Оценить:
 Рейтинг: 0

Было смешно… Показания очевидца

Год написания книги
2021
Теги
<< 1 2 3 4 >>
На страницу:
2 из 4
Настройки чтения
Размер шрифта
Высота строк
Поля
У разных народов нецензурные слова употреблялись в их «анекдотах», как правило, в определенных ситуациях: у немцев, например, чаще непристойно шутят по поводу всяких пищеварительных эксцессов; в строгих католических странах (как Италия, Испания) табуированная лексика звучит применительно к Богоматери и другим святым; а вот в России эта терминология активно применялась как к сюжетам гендерным, так и политическим. И то и другое чревато последствиями. А наше «всё» – Пушкин – и гениальный Лермонтов, не будем лукавить, были хорошо знакомы с «творчеством» Баркова, да и сами позволяли себе вплетать «простонародные» словечки в свои нетленные вирши. Цитировать не буду: любознательные или знают, или найдут сами.

Лев Гумилев в своем интервью, подтверждает, что Анна Андреевна Ахматова тоже не чуралась некоторых выражений, которые можно найти в дореволюционных изданиях словаря Даля. Снимаю шляпу: большой поэт, да еще и женщина, а не ханжа, каковой ее пытался представить Жданов. Кто его сейчас вспомнит? Разве что в связке с Ахматовой. «Что это у вас такое на голове?» – спросили важного лысого дядю, у которого на лысине сидела жаба. А жаба и отвечает человеческим голосом: «Да какое-то дерьмо к жопе прилипло!»

Герои Юза Алешковского матерятся как дышат – органично. «Каждый пишет, как он дышит», – а это уже целомудренный Окуджава. Я лично уважаю обоих этих таких разных писателей за их честность. Ну, уж коль к слову пришлось еще И. Губермана и В. Вишневского, главное, что им есть, что сказать читателю; а уж как сказать – это их право на самовыражение.

Самого неподкупного поэта Франции Жоржа Брассенса (1921–1981) – наш современник! – в той же Франции одни считали матерщиником и порнографом, а члены Французской Академии предлагали ему высокую честь, стать академиком. (Для незнающих сообщу, что Французская Академия занимается лишь одним единственным делом: она составляет словарь современного французского языка. Стать ее членом можно только тогда, когда один из академиков (immortel – бессмертный) умрет и освободит место. Стать академиком по указу Президента или по желанию общественности невозможно.) Так вот «порнограф» Брассенс скромно отказался со словами «Le public de la-bas est trop bien h'abille» («Народец там слишком шикарно одевается»). У каждого «иммортеля» свой личный, в единственном экземпляре сшитый мундир с персональным позументом от самых известных кутюрье и шпага с рукоятью, выкованной самыми знаменитыми златокузнецами. Так Франция воздает должное сынам, которые посвятили свою жизнь служению «слову», французскому слову.

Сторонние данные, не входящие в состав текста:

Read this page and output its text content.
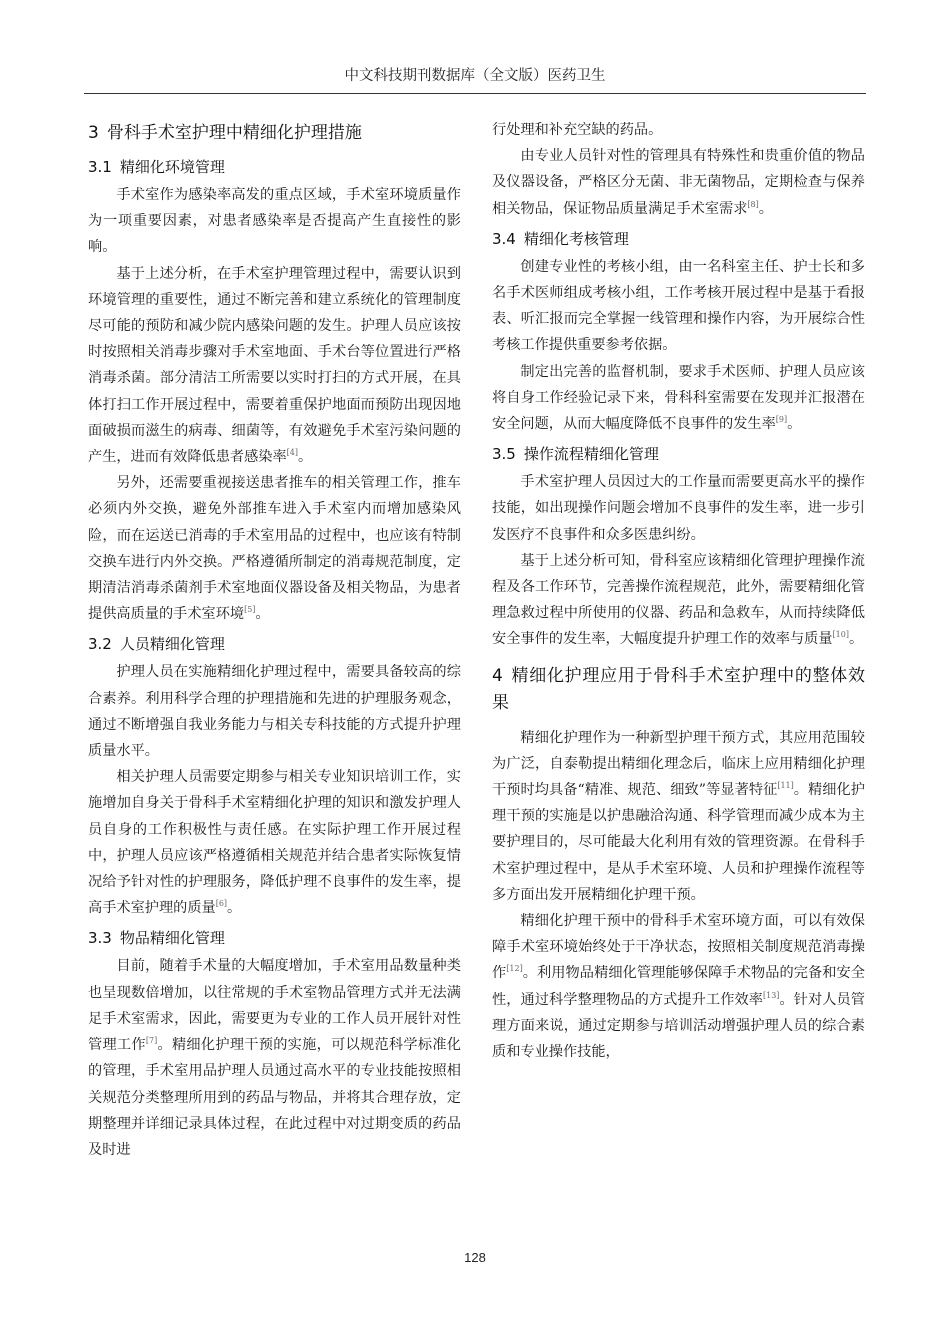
中文科技期刊数据库（全文版）医药卫生
3 骨科手术室护理中精细化护理措施
3.1 精细化环境管理

手术室作为感染率高发的重点区域，手术室环境质量作为一项重要因素，对患者感染率是否提高产生直接性的影响。

基于上述分析，在手术室护理管理过程中，需要认识到环境管理的重要性，通过不断完善和建立系统化的管理制度尽可能的预防和减少院内感染问题的发生。护理人员应该按时按照相关消毒步骤对手术室地面、手术台等位置进行严格消毒杀菌。部分清洁工所需要以实时打扫的方式开展，在具体打扫工作开展过程中，需要着重保护地面而预防出现因地面破损而滋生的病毒、细菌等，有效避免手术室污染问题的产生，进而有效降低患者感染率[4]。

另外，还需要重视接送患者推车的相关管理工作，推车必须内外交换，避免外部推车进入手术室内而增加感染风险，而在运送已消毒的手术室用品的过程中，也应该有特制交换车进行内外交换。严格遵循所制定的消毒规范制度，定期清洁消毒杀菌剂手术室地面仪器设备及相关物品，为患者提供高质量的手术室环境[5]。

3.2 人员精细化管理

护理人员在实施精细化护理过程中，需要具备较高的综合素养。利用科学合理的护理措施和先进的护理服务观念，通过不断增强自我业务能力与相关专科技能的方式提升护理质量水平。

相关护理人员需要定期参与相关专业知识培训工作，实施增加自身关于骨科手术室精细化护理的知识和激发护理人员自身的工作积极性与责任感。在实际护理工作开展过程中，护理人员应该严格遵循相关规范并结合患者实际恢复情况给予针对性的护理服务，降低护理不良事件的发生率，提高手术室护理的质量[6]。

3.3 物品精细化管理

目前，随着手术量的大幅度增加，手术室用品数量种类也呈现数倍增加，以往常规的手术室物品管理方式并无法满足手术室需求，因此，需要更为专业的工作人员开展针对性管理工作[7]。精细化护理干预的实施，可以规范科学标准化的管理，手术室用品护理人员通过高水平的专业技能按照相关规范分类整理所用到的药品与物品，并将其合理存放，定期整理并详细记录具体过程，在此过程中对过期变质的药品及时进

行处理和补充空缺的药品。

由专业人员针对性的管理具有特殊性和贵重价值的物品及仪器设备，严格区分无菌、非无菌物品，定期检查与保养相关物品，保证物品质量满足手术室需求[8]。

3.4 精细化考核管理

创建专业性的考核小组，由一名科室主任、护士长和多名手术医师组成考核小组，工作考核开展过程中是基于看报表、听汇报而完全掌握一线管理和操作内容，为开展综合性考核工作提供重要参考依据。

制定出完善的监督机制，要求手术医师、护理人员应该将自身工作经验记录下来，骨科科室需要在发现并汇报潜在安全问题，从而大幅度降低不良事件的发生率[9]。

3.5 操作流程精细化管理

手术室护理人员因过大的工作量而需要更高水平的操作技能，如出现操作问题会增加不良事件的发生率，进一步引发医疗不良事件和众多医患纠纷。

基于上述分析可知，骨科室应该精细化管理护理操作流程及各工作环节，完善操作流程规范，此外，需要精细化管理急救过程中所使用的仪器、药品和急救车，从而持续降低安全事件的发生率，大幅度提升护理工作的效率与质量[10]。

4 精细化护理应用于骨科手术室护理中的整体效果

精细化护理作为一种新型护理干预方式，其应用范围较为广泛，自泰勒提出精细化理念后，临床上应用精细化护理干预时均具备“精准、规范、细致”等显著特征[11]。精细化护理干预的实施是以护患融洽沟通、科学管理而减少成本为主要护理目的，尽可能最大化利用有效的管理资源。在骨科手术室护理过程中，是从手术室环境、人员和护理操作流程等多方面出发开展精细化护理干预。

精细化护理干预中的骨科手术室环境方面，可以有效保障手术室环境始终处于干净状态，按照相关制度规范消毒操作[12]。利用物品精细化管理能够保障手术物品的完备和安全性，通过科学整理物品的方式提升工作效率[13]。针对人员管理方面来说，通过定期参与培训活动增强护理人员的综合素质和专业操作技能，

128
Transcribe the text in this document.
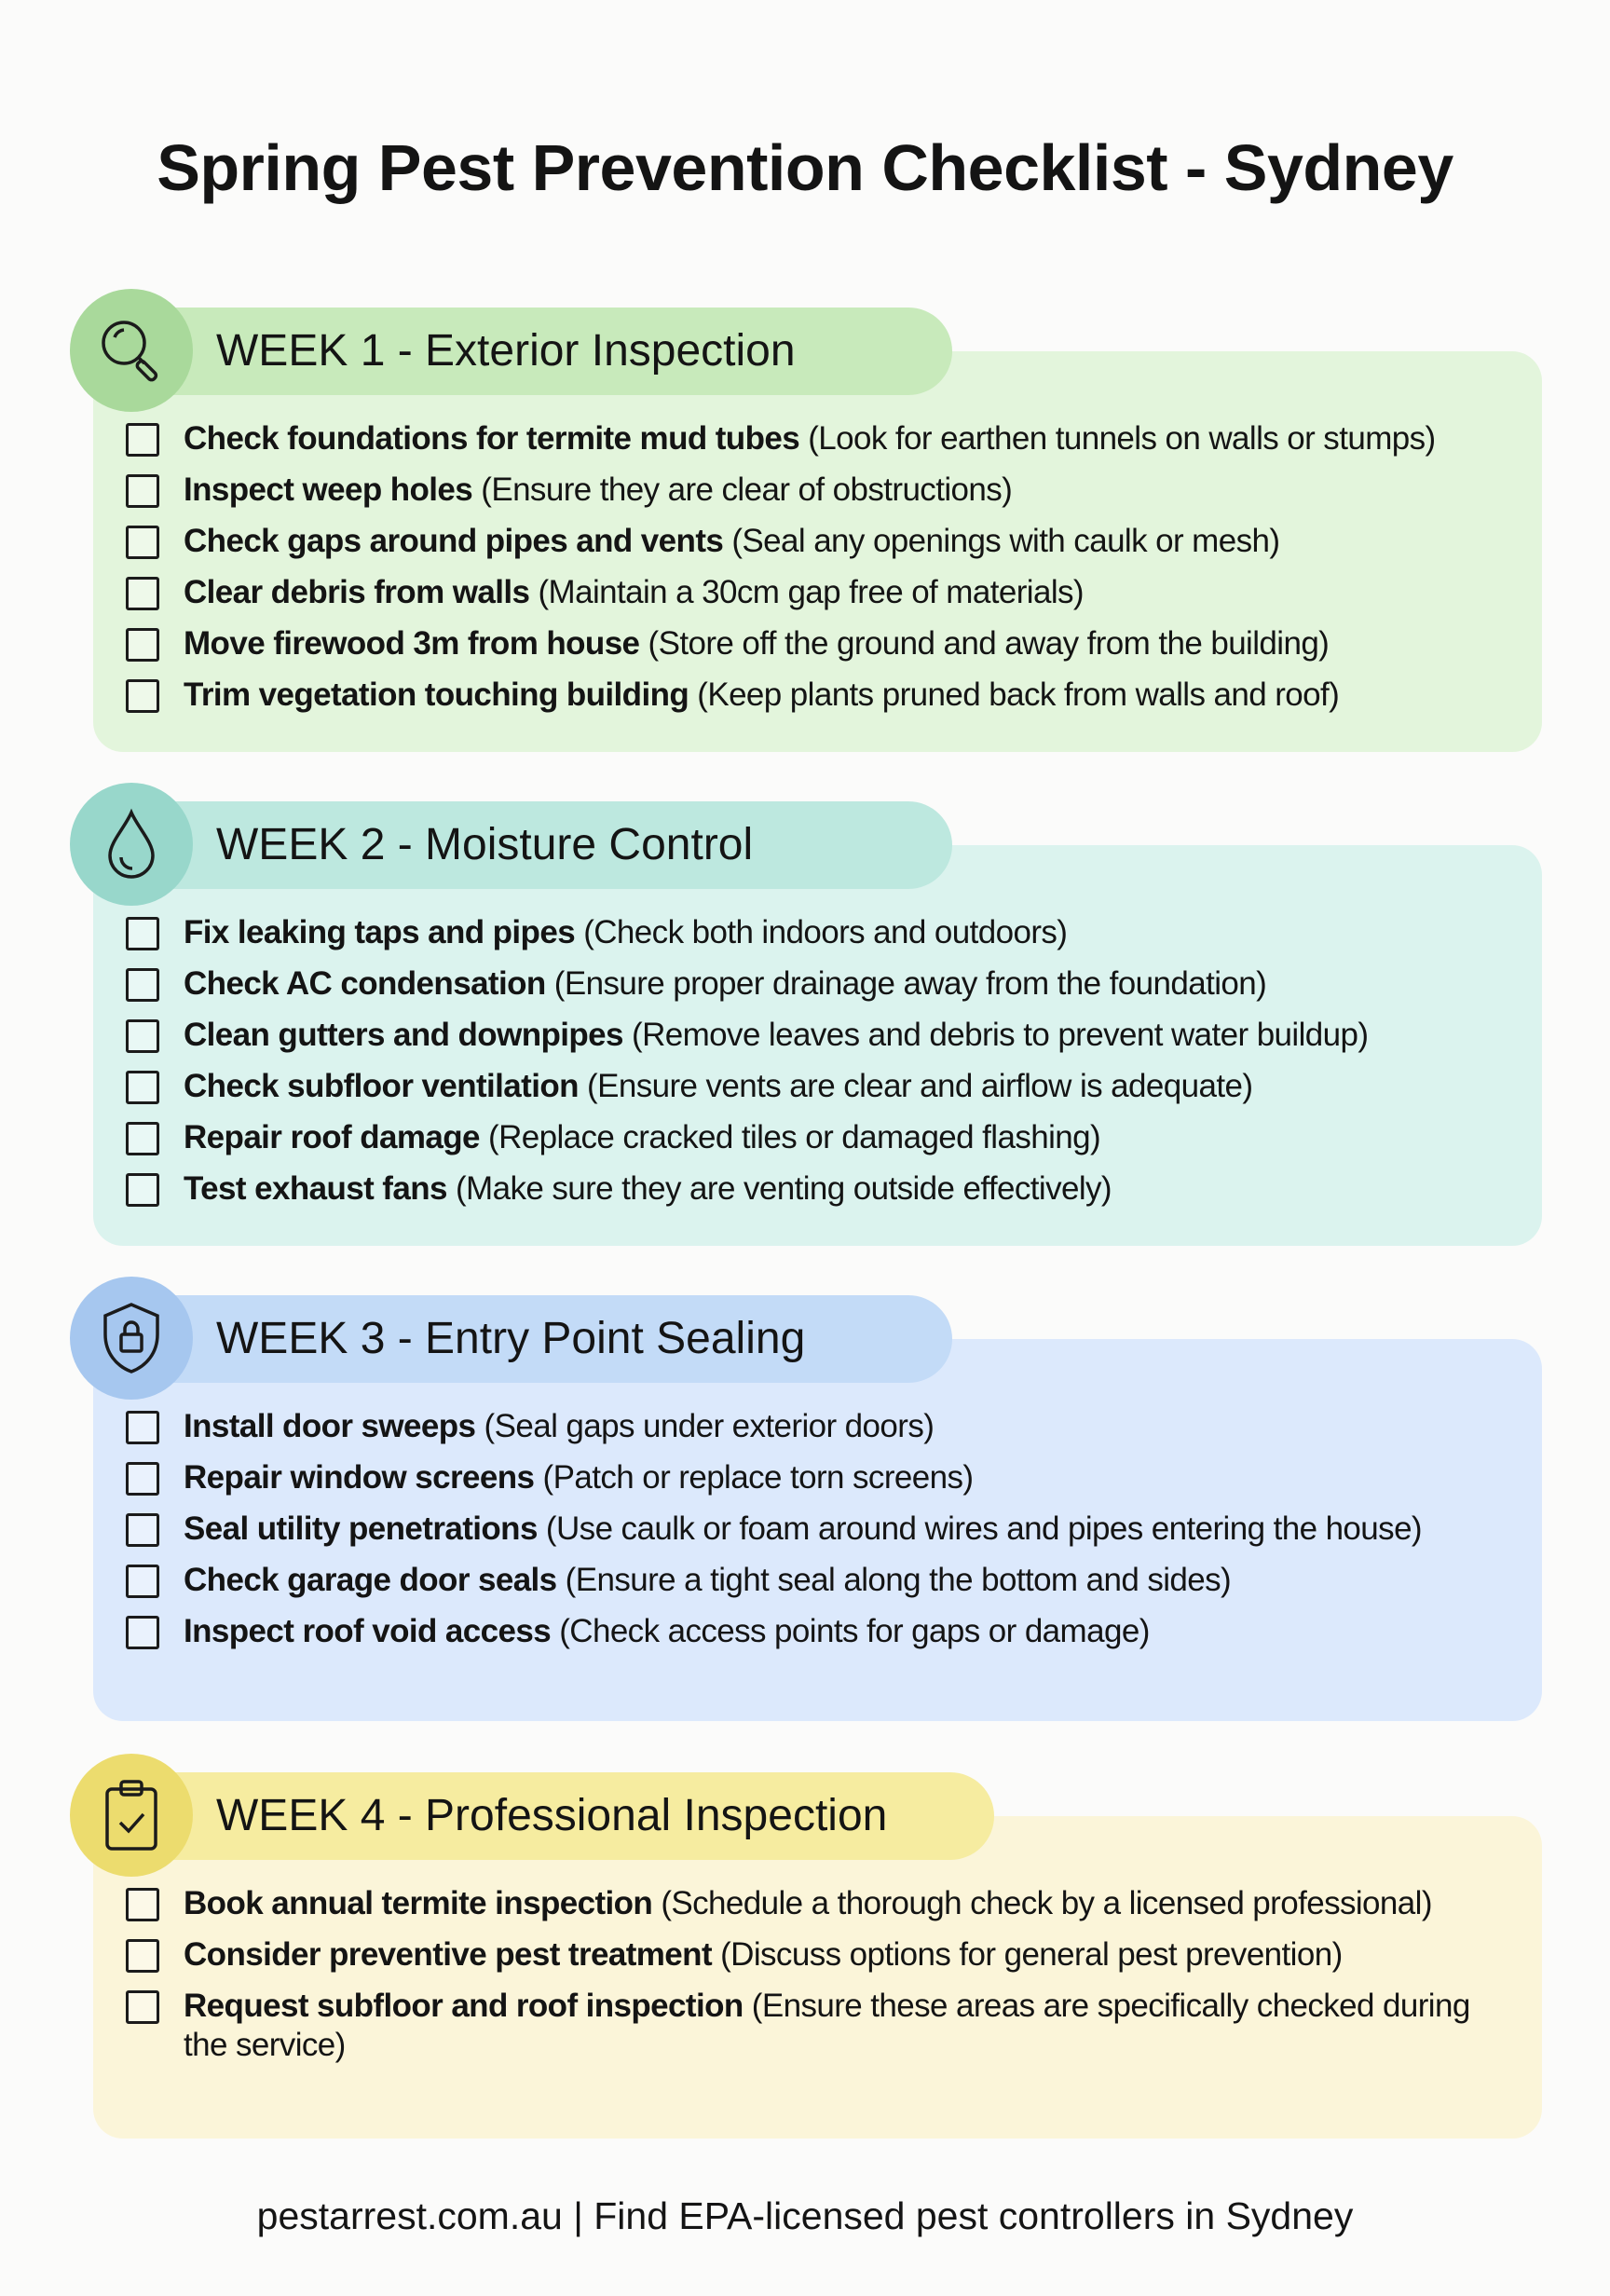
Spring Pest Prevention Checklist - Sydney
WEEK 1 - Exterior Inspection
Check foundations for termite mud tubes (Look for earthen tunnels on walls or stumps)
Inspect weep holes (Ensure they are clear of obstructions)
Check gaps around pipes and vents (Seal any openings with caulk or mesh)
Clear debris from walls (Maintain a 30cm gap free of materials)
Move firewood 3m from house (Store off the ground and away from the building)
Trim vegetation touching building (Keep plants pruned back from walls and roof)
WEEK 2 - Moisture Control
Fix leaking taps and pipes (Check both indoors and outdoors)
Check AC condensation (Ensure proper drainage away from the foundation)
Clean gutters and downpipes (Remove leaves and debris to prevent water buildup)
Check subfloor ventilation (Ensure vents are clear and airflow is adequate)
Repair roof damage (Replace cracked tiles or damaged flashing)
Test exhaust fans (Make sure they are venting outside effectively)
WEEK 3 - Entry Point Sealing
Install door sweeps (Seal gaps under exterior doors)
Repair window screens (Patch or replace torn screens)
Seal utility penetrations (Use caulk or foam around wires and pipes entering the house)
Check garage door seals (Ensure a tight seal along the bottom and sides)
Inspect roof void access (Check access points for gaps or damage)
WEEK 4 - Professional Inspection
Book annual termite inspection (Schedule a thorough check by a licensed professional)
Consider preventive pest treatment (Discuss options for general pest prevention)
Request subfloor and roof inspection (Ensure these areas are specifically checked during the service)
pestarrest.com.au | Find EPA-licensed pest controllers in Sydney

В нашей стране им тоже отдавали должное – Мандельштаму, Пастернаку, Солженицыну… Можете продолжить сами. И как им воздалось, тоже все знают.

А что касается языка, терминологии, которой выражены мысли (если они, конечно же, имеются), то здесь А. С. Пушкин мне как «нерушимая стена»: «Истинный вкус состоит не в безотчетном отвержении такого-то слова, такого-то оборота, но в чувстве соразмерности и сообразности».

Если автор называет вещи своими именами, самый мудреный эвфемизм вряд ли полноценно заменит именно то русское слово или выражение, которое по своему смыслу и тону более всего соответствует сказанному. (А анекдоты ведь не пишут – их рассказывают.)

Поэтому пушкинский принцип – ты сам себе высший суд – мне будет оберегом. А уж он-то знал себе цену и был строг к себе как никто.

Знали себе цену и нашенские (Пастернак, Мандельштам, Высоцкий, Окуджава). Но они, увы, вынуждены были считаться с критиками, худсоветами, общественным мнением, партийными директивами, профкомом, общепринятыми нормами поведения, и т. д., и т. п.

Так что, дорогой читатель, за все, что ты узнаешь дальше, если, конечно, захочешь читать, ответственность несу я, и только я. Без ссылки ни на каких татар, которые засорили «великий и могучий» непристойной матерщиной, сквернословием, и без ссылки на «вражеские голоса из-за бугра», то есть на идеологических противников.

За чувство «меры, соразмерности, сообразности, целесообразности», за вкус или чудовищную безвкусицу при отборе фактов и анекдотов, за употребление тех или иных слов и выражений отвечает автор, и только автор, в данном случае – я. Меа culpa! Кому не понятно: «За базар отвечу!»

Глава 1. Кое-что о наших предках

Все, кто имел дело с переводами с языка на другие языки, знают, что во многих языках мира, и в русском особенно, один и тот же термин имеет два, а то и несколько смысловых значений. Например, «Окаянные дни» И. Бунина – фактически дневниковые записи большого русского писателя о событиях 1918 года, то есть «Хроника». А врач-пульмонолог, услышав хрипы и свист в бронхах пациента, обыденно скажет: «Запущенный кашель курильщика. Хроника!»

Что скажите вы, если осилите эту исповедь графомана, по ее прочтении, мне трудно судить. Воспримите ее как историю страны, предназначенную нам Всевышним в местопребывание, или как историю болезни, населявшего эту страну народа, – не мне знать. Но меньше всего хотелось, чтобы из-под моего пера вышел очередной сборник анекдотов, которые в годы холодной войны во множестве издавались на Западе и имели целью развал Советского Союза. Об этом чуть позже. А я хотел бы, чтобы хроника дней второй половины XX века совместилась в единое целое с хроникой многовековой социальной болезни россиян, а именно, выражаясь медицинским языком, – «сочетанной гениальности и идиотизма».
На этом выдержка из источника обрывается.